The Newark Eagles were a professional negro league baseball team formed in 1936. Abe Manley and his wife Effa, were owners and founders of the Brooklyn Eagles baseball team, established in 1935. The Manleys purchased the Newark Dodgers, established in 1933, and combined the two teams to form a single team. Effa managed the Eagles, making her the first black woman to own and operate a professional baseball team in a sport dominated by men. The newly formed Newark Eagles played in Ruppert Stadium, along with the minor league team, the Newark Bears.
The Eagles had an impressive roster, which included pitchers Max Manning, Leon Day, and Don Newcombe, third baseman and infielder Ray Dandridge, center fielder Larry Doby (first black player in the American League), left fielder Monte Irvin, catcher James “Biz” Mackey, first baseman George “Mule” Suttles, and shortstop Willie Wells, all future Baseball Hall of Fame inductees.
In their first season, the Newark Eagles came in sixth place, with a win/ loss record of 27-31. The following year, 1937, the Eagles moved up to second place, with a 36-22 record for the season.
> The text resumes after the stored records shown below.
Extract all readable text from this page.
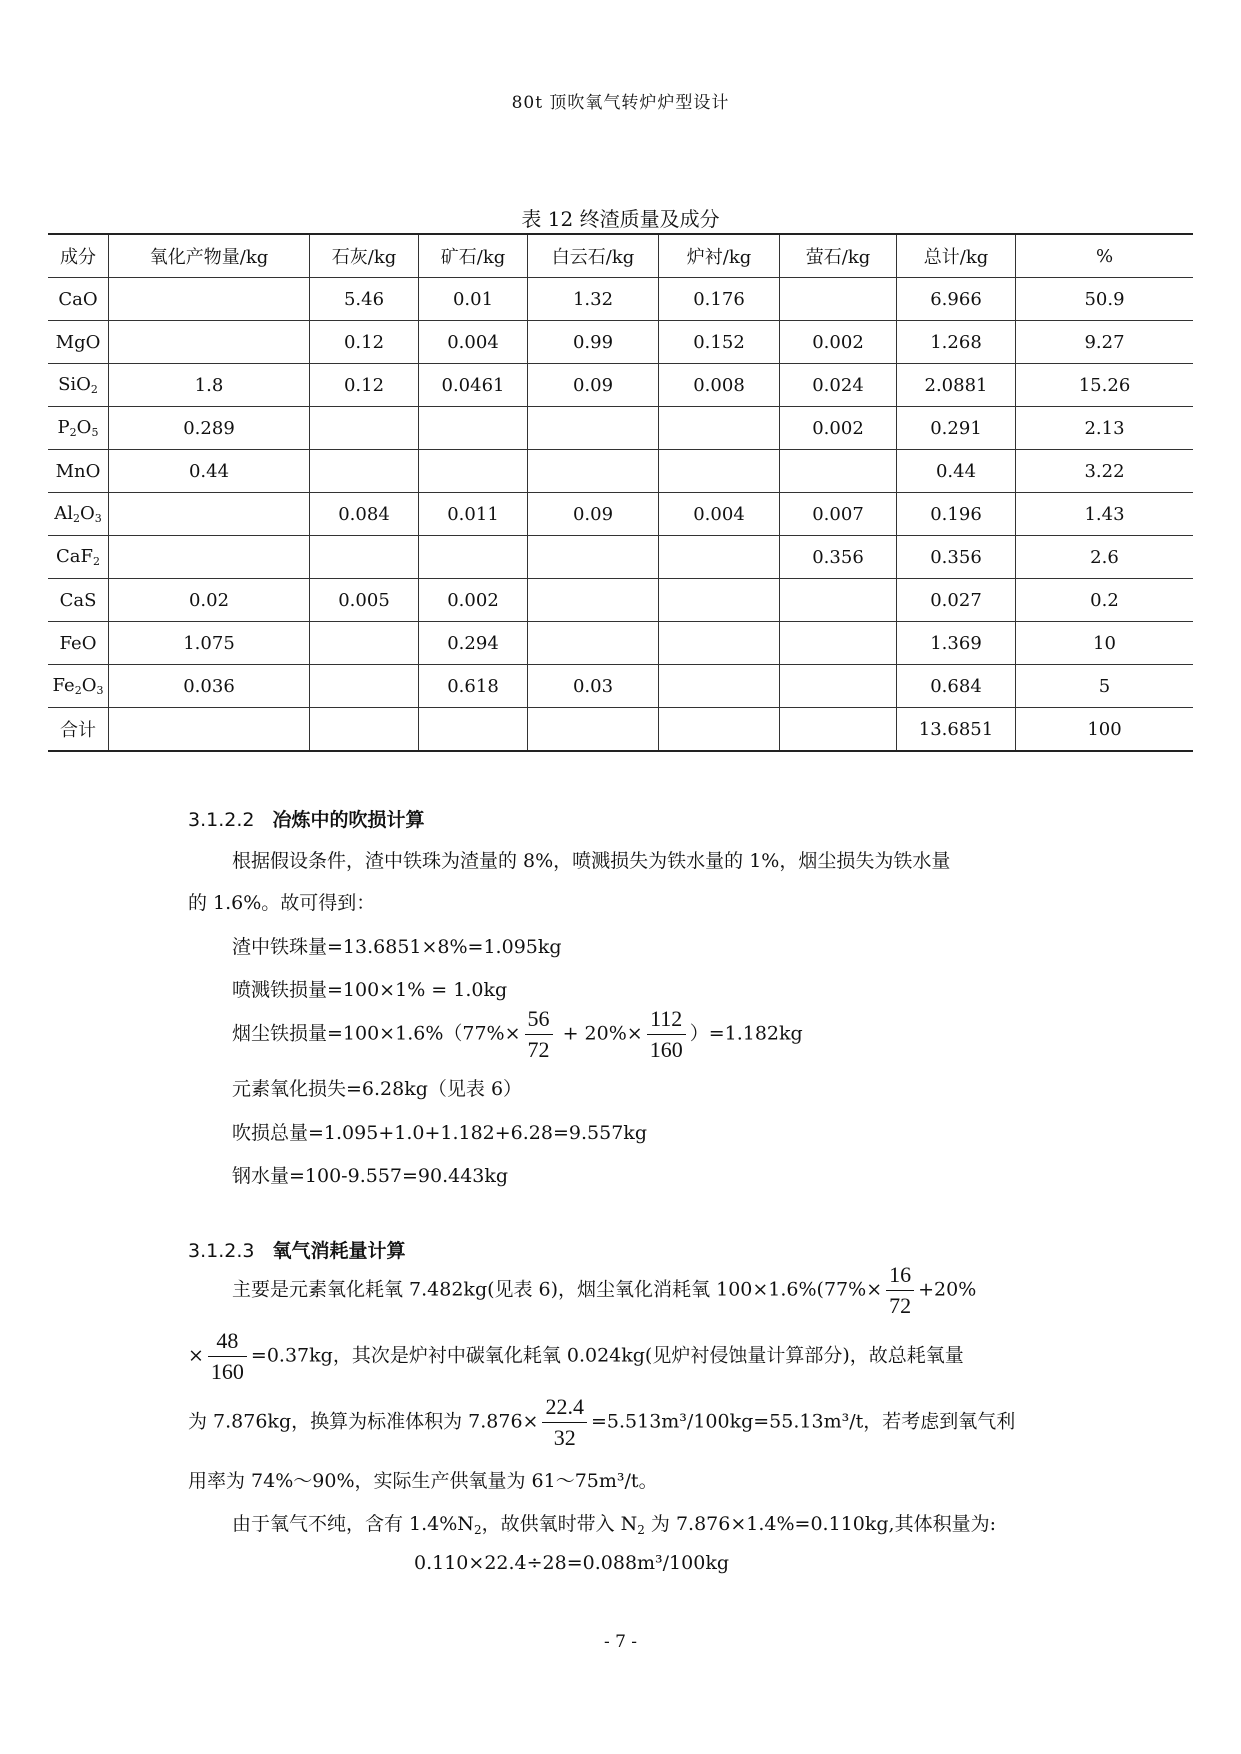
80t 顶吹氧气转炉炉型设计
表 12 终渣质量及成分
成分	氧化产物量/kg	石灰/kg	矿石/kg	白云石/kg	炉衬/kg	萤石/kg	总计/kg	%
CaO		5.46	0.01	1.32	0.176		6.966	50.9
MgO		0.12	0.004	0.99	0.152	0.002	1.268	9.27
SiO$_2$	1.8	0.12	0.0461	0.09	0.008	0.024	2.0881	15.26
$P_2O_5$	0.289					0.002	0.291	2.13
MnO	0.44						0.44	3.22
$Al_2O_3$		0.084	0.011	0.09	0.004	0.007	0.196	1.43
CaF$_2$						0.356	0.356	2.6
CaS	0.02	0.005	0.002				0.027	0.2
FeO	1.075		0.294				1.369	10
$Fe_2O_3$	0.036		0.618	0.03			0.684	5
合计							13.6851	100
3.1.2.2 冶炼中的吹损计算
根据假设条件，渣中铁珠为渣量的 8%，喷溅损失为铁水量的 1%，烟尘损失为铁水量
的 1.6%。故可得到：
渣中铁珠量=13.6851×8%=1.095kg
喷溅铁损量=100×1% = 1.0kg
烟尘铁损量$=100\times 1.6\%(77\%\times \frac{56}{72} + 20\%\times \frac{112}{160} )=1.182kg$
元素氧化损失=6.28kg（见表 6）
吹损总量=1.095+1.0+1.182+6.28=9.557kg
钢水量=100-9.557=90.443kg
3.1.2.3 氧气消耗量计算
主要是元素氧化耗氧 7.482kg(见表 6)，烟尘氧化消耗氧 $100\times 1.6\%(77\%\times \frac{16}{72} +20\%$
× $\frac{48}{160} =0.37kg$，其次是炉衬中碳氧化耗氧 0.024kg(见炉衬侵蚀量计算部分)，故总耗氧量
为 7.876kg，换算为标准体积为 $7.876\times \frac{22.4}{32} =5.513m^3/100kg=55.13m^3/t$，若考虑到氧气利
用率为 74%～90%，实际生产供氧量为 61～75m³/t。
由于氧气不纯，含有 $1.4\%N_2$，故供氧时带入 $N_2$ 为 7.876×1.4%=0.110kg,其体积量为:
0.110×22.4÷28=0.088m³/100kg
- 7 -
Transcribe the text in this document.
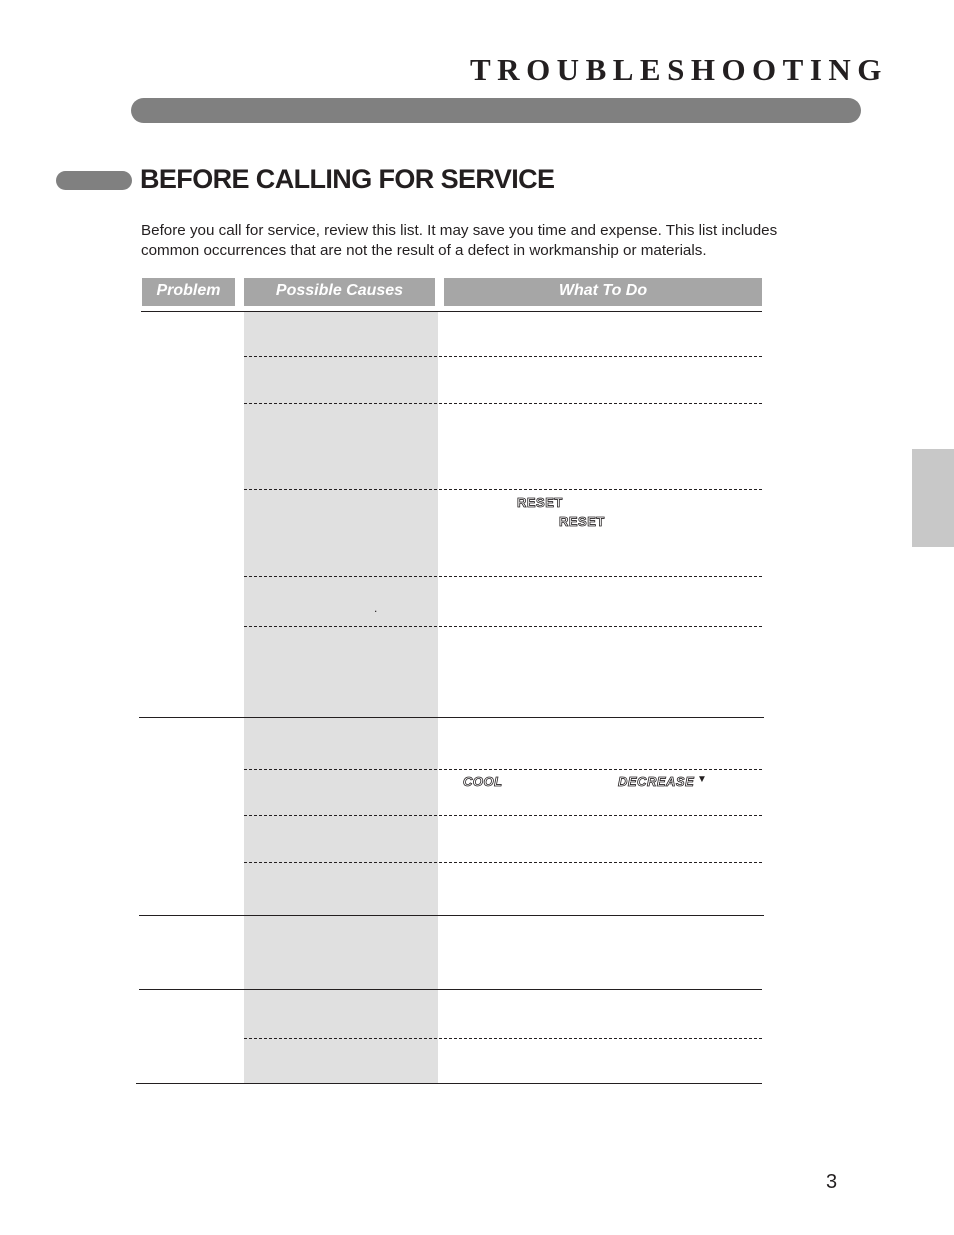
TROUBLESHOOTING
BEFORE CALLING FOR SERVICE

Before you call for service, review this list. It may save you time and expense. This list includes common occurrences that are not the result of a defect in workmanship or materials.

Problem	Possible Causes	What To Do
RESET
RESET
.
COOL	DECREASE ▼
3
The 1946 Newark Eagles won the Negro World Series, upsetting the top-ranked Kansas City Monarchs in a seven-game series 4-3, with an overall 56-24. At the close of the 1948 season, the Negro National League merged into the Negro American League. The Newark Eagles were sold in 1949, and moved to Houston, Texas, where they were known as the Houston Eagles and played in the Negro American League’s western division.
Eagles games were announced on the radio by Newark, New Jersey postal clerk Sherman Maxwell, who later became the first black sports director for WWRL of New York. Maxwell would record the games actions, tabulate the scores, and sell the information to local newspapers. The team relocated to New Orleans in 1950, becoming the New Orleans Eagles, before folding permanently after the 1951 season. The team played for a total of 15 seasons.